Le ministre de la Justice du Canada David Lametti. Photo : Site Web de l’Université McGill
Le ministre de la Justice du Canada David Lametti. Photo : Site Web de l’Université McGill
Le ministre de la Justice du Canada David Lametti a dirigé un forum virtuel avec des avocats du pays, a annoncé son cabinet hier.

Son objectif?

Une magistrature diversifiée, à l’image de la société canadienne.

« Veiller à ce que les juges reflètent la diversité de la société canadienne contribuera à maintenir et à accroître la confiance dans l'administration de la justice. Je suis ravi que des événements comme celui que j'ai tenu aujourd'hui puissent inciter des personnes exceptionnelles de différentes communautés à envisager de présenter une demande de nomination à la magistrature », a déclaré le ministre Lametti dans un communiqué transmis aux médias.

De façon plus concrète, le ministre Lametti aimerait que davantage de membres de collectivités, comme les Canadiens noirs, les Autochtones et les membres de la communauté LGBTQ2, envisagent de présenter une demande de nomination à la magistrature.

La pandémie rendrait d’ailleurs urgente la modernisation du système de la justice, seul moyen de mieux soutenir les « populations vulnérables » du Canada, indique le communiqué du ministère de la Justice.

Le forum virtuel s’est tenu dans la foulée de critiques de plusieurs organismes canadiens.

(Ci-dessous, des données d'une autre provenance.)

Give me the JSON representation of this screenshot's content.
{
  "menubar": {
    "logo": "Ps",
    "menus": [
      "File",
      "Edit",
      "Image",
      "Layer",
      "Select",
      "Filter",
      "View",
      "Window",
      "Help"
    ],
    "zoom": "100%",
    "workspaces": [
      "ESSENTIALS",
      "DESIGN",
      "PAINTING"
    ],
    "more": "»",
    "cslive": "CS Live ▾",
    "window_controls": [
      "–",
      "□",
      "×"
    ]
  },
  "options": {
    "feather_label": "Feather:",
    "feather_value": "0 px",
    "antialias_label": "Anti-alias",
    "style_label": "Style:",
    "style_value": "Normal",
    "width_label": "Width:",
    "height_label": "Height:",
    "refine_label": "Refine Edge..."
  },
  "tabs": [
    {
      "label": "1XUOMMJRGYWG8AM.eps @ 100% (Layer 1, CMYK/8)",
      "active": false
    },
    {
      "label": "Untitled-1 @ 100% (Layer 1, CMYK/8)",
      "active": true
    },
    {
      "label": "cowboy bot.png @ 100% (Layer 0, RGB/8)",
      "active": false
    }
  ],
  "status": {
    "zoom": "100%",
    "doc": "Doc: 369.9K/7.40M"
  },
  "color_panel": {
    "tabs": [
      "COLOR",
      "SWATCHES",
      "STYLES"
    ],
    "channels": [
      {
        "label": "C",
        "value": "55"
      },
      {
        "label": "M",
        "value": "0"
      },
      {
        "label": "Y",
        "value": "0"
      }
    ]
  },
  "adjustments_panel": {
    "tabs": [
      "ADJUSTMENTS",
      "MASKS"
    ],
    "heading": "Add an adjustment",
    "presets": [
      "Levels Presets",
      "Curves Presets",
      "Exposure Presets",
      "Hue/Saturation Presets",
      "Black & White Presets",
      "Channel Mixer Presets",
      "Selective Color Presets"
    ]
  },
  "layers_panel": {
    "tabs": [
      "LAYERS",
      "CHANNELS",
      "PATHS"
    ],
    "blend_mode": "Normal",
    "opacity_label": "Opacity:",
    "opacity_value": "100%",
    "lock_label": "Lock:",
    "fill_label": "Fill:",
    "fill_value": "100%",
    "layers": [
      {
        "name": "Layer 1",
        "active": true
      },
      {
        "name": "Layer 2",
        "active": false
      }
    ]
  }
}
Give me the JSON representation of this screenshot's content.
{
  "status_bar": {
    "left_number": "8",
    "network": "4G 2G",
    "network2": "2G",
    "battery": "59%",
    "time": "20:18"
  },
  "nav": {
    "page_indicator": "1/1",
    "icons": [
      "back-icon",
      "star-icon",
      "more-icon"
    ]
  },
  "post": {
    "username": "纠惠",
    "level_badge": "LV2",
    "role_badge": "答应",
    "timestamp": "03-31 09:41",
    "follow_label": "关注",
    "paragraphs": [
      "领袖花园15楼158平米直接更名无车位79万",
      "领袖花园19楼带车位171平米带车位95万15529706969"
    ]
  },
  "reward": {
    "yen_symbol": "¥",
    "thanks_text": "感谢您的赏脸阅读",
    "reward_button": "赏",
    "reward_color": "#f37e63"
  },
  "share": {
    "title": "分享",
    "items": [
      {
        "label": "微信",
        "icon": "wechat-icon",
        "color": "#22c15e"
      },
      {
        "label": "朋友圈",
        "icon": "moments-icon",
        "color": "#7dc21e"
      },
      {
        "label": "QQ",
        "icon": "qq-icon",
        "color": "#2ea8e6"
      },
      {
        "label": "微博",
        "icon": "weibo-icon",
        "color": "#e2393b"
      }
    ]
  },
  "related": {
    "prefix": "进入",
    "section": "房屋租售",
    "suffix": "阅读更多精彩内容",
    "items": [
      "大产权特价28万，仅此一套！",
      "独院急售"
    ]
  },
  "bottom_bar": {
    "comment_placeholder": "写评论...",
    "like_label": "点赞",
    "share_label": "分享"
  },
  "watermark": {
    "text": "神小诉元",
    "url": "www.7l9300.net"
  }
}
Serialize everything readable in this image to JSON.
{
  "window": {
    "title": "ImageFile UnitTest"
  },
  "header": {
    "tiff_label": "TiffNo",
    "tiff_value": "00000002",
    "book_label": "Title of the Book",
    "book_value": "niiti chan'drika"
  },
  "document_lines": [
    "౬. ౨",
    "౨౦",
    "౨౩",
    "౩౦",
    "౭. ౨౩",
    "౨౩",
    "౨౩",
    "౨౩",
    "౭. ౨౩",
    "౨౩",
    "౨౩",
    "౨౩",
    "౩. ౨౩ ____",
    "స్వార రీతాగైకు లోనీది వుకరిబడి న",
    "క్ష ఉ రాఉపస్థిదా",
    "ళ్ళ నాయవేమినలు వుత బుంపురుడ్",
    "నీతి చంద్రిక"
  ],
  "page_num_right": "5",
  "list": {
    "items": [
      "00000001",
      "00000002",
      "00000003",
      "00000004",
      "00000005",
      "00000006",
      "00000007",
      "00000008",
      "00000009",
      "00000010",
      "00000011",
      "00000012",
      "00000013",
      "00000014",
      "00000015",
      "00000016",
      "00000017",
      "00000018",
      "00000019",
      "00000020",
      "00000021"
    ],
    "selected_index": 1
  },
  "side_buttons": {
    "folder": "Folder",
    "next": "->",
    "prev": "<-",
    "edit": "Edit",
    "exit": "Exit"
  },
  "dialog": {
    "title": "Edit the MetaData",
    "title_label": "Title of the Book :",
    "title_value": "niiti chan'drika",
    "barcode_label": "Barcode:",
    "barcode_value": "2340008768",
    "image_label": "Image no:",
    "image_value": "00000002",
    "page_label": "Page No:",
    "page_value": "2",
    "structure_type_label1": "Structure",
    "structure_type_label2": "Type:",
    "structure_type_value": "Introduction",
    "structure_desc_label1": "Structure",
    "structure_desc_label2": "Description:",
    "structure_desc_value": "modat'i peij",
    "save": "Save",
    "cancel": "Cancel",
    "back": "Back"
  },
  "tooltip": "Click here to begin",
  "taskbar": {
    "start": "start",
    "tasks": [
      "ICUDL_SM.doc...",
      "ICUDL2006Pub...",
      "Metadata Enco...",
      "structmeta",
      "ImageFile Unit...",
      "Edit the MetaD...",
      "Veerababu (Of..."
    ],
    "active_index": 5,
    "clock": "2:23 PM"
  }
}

L’Association du barreau canadien s’est en effet jointe à plusieurs organismes juridiques pour réclamer une plus grande diversité dans les nominations judiciaires.

Dans une lettre transmise au ministre, les signataires, composés d’avocats et d’organismes et de cliniques juridiques, ont notamment recommandé que les six postes actuellement vacants à la Cour fédérale du Canada soient pourvus par des membres de minorités.

« L'héritage de siècles de racisme systémique a conduit une cour fédérale à dominance blanche à prendre des décisions régissant les actions et les comportements des communautés “BIPOC” (Noirs, Autochtones et personnes de couleur), sans connaître les préjugés et les préjugés raciaux auxquels ces communautés sont confrontées », dénonce la lettre en question selon le magazine Canadian Lawyer.